Jeremy Irons - aktor z "Misją"

19 września 2023 75. urodziny obchodzi aktor nietuzinkowy, w niektórych rolach wręcz hipnotyzujący - Jeremy Irons. Zasłynął rolą Ojca Gabriela w słynnej "Misji" (1986 rok) w reżyserii Rolanda Joffé, gdzie razem z Robertem De Niro stworzyli genialny duet bohaterów. Cztery lata później został laureatem Oscara dla najlepszego aktora za rolę barona von Bülowa w dramacie "Druga prawda" ("Reversal of Fortune") w reżyserii Barbeta Schroedera - w Polsce ten film emitowany był również pod tytułami: "Odmiana losu" i "Apelacja", a partnerowała mu w nim słynna Glenn Close.

2023-09-19, 05:33

Jeremy Irons - aktor z "Misją"
Jeremy Irons. Foto: Piotr Bernas / Forum

Rok później zagrał samego Franza Kafkę w swobodnej adaptacji "Procesu" i innych dzieł tego pisarza, a film nosił właśnie tytuł "Kafka" i był dziełem Stevena Soderbergha. Tych wybitnych filmów z Ironsem można mnożyć dodając plejadę gwiazd, z którymi odgrywał głównych bohaterów. 
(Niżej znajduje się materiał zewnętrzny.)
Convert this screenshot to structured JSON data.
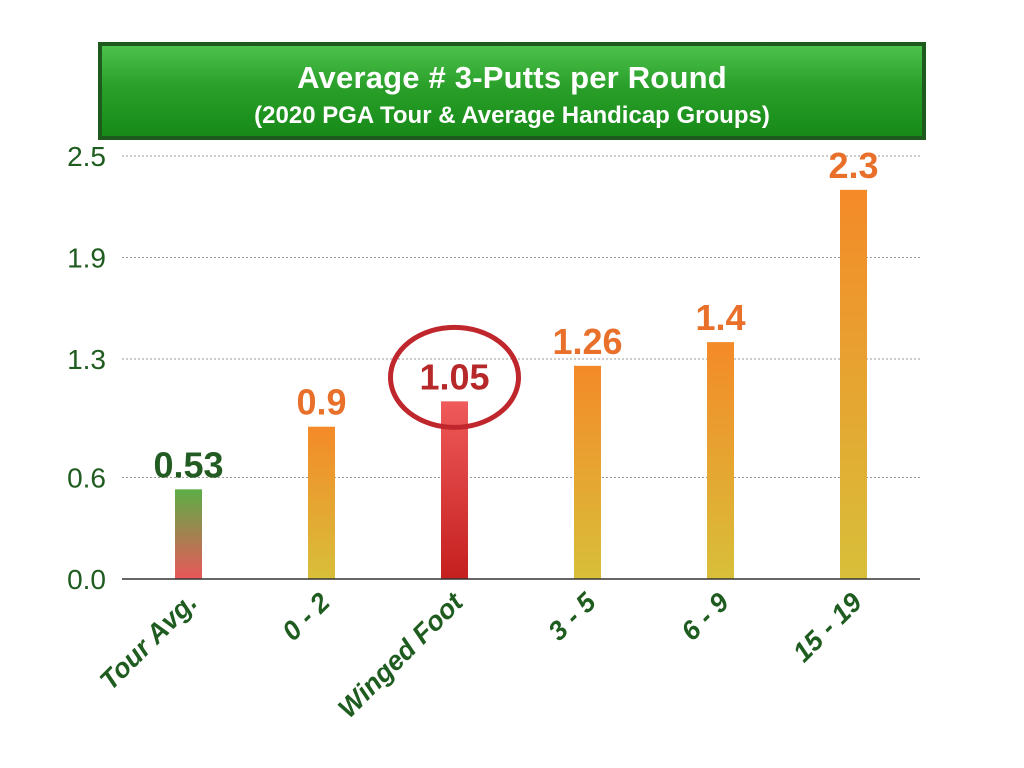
{
  "title": "Average # 3-Putts per Round",
  "subtitle": "(2020 PGA Tour & Average Handicap Groups)",
  "chart_data": {
    "type": "bar",
    "title": "Average # 3-Putts per Round",
    "subtitle": "(2020 PGA Tour & Average Handicap Groups)",
    "xlabel": "",
    "ylabel": "",
    "categories": [
      "Tour Avg.",
      "0 - 2",
      "Winged Foot",
      "3 - 5",
      "6 - 9",
      "15 - 19"
    ],
    "values": [
      0.53,
      0.9,
      1.05,
      1.26,
      1.4,
      2.3
    ],
    "data_labels": [
      "0.53",
      "0.9",
      "1.05",
      "1.26",
      "1.4",
      "2.3"
    ],
    "ylim": [
      0,
      2.5
    ],
    "yticks": [
      0.0,
      0.6,
      1.3,
      1.9,
      2.5
    ],
    "ytick_labels": [
      "0.0",
      "0.6",
      "1.3",
      "1.9",
      "2.5"
    ],
    "grid": true,
    "legend": "none",
    "highlight": "Winged Foot",
    "colors": {
      "tour_avg_top": "#5cae46",
      "tour_avg_bottom": "#e9575a",
      "handicap_top": "#f48a28",
      "handicap_bottom": "#d8bf3a",
      "winged_foot_top": "#ef5a5a",
      "winged_foot_bottom": "#c51f1f",
      "tour_avg_label": "#235c23",
      "handicap_label": "#e8702a",
      "winged_foot_label": "#b7282a",
      "highlight_circle": "#c0272d",
      "axis_text": "#1f5c1f",
      "title_banner": "#2aa02a"
    }
  }
}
Urodził się 19 września 1948 roku w Cowes, na wyspie Wight, u południowych wybrzeży Wielkiej Brytanii, zaraz poniżej Portsmouth. Po szkole dla chłopców Sherborne School w Dorset skończył Bristol Old Vic Theatre School. Grę aktorską zaczął na scenie swojej szkoły teatralnej. Z miejsca znalazł uznanie jako postać o dość tajemniczym wyrazie twarzy. Od tego czasu zatrudniany był przez liczne sceny brytyjskie, nawet te musicalowe. Jako aktor teatralny był ceniony za profesjonalizm i aparycję na scenie, a magia jego gry podobała się tak bardzo, że w 1984 roku zadebiutował na Broadwayu w Plymouth Theatre w sztuce Toma Stopparda "The Real Thing" ("Prawdziwa/Poważna sprawa"). Sztukę reżyserował znany już wtedy Mike Nichols, a na scenie partnerowali mu Glenn Close, Christine Baranski, Cynthia Nixon i Peter Gallagher. Za tę rolę otrzymał uznaną nagrodę Tony Award i nominację do Drama Desk Award dla najlepszego aktora sezonu.

Równolegle do kariery scenicznej, choć nieco później, rozwijał się aktorsko w filmie. Najpierw były to epizody w różnych serialach angielskiej telewizji. Pierwszym "dużym" filmem był biograficzny "Niżyński" Herberta Rossa (1980), gdzie zagrał rosyjskiego tancerza i choreografa Michaiła Fokina. Ale już rok później stworzył wspólnie z Meryl Streep wybitny duet w "Kochanicy Francuza" w reżyserii Karela Reisza. Każdy następny film windował go w rankingu wybitnych aktorów wielkiego ekranu i wiele z nich było dziełami znaczącymi, jak choćby "Zdrada", "Dzika kaczka" czy "Miłość Swanna". Przyszedł jednak rok 1986 i wspomniana już wcześniej "Misja", gdzie obok niesamowicie sugestywnej muzyki Ennio Morricone, jego duet wszech czasów z De Niro był najmocniejszym elementem obrazu. Ten film, te role i tę muzykę dosłownie chłonie się podczas całego seansu z zapartym tchem.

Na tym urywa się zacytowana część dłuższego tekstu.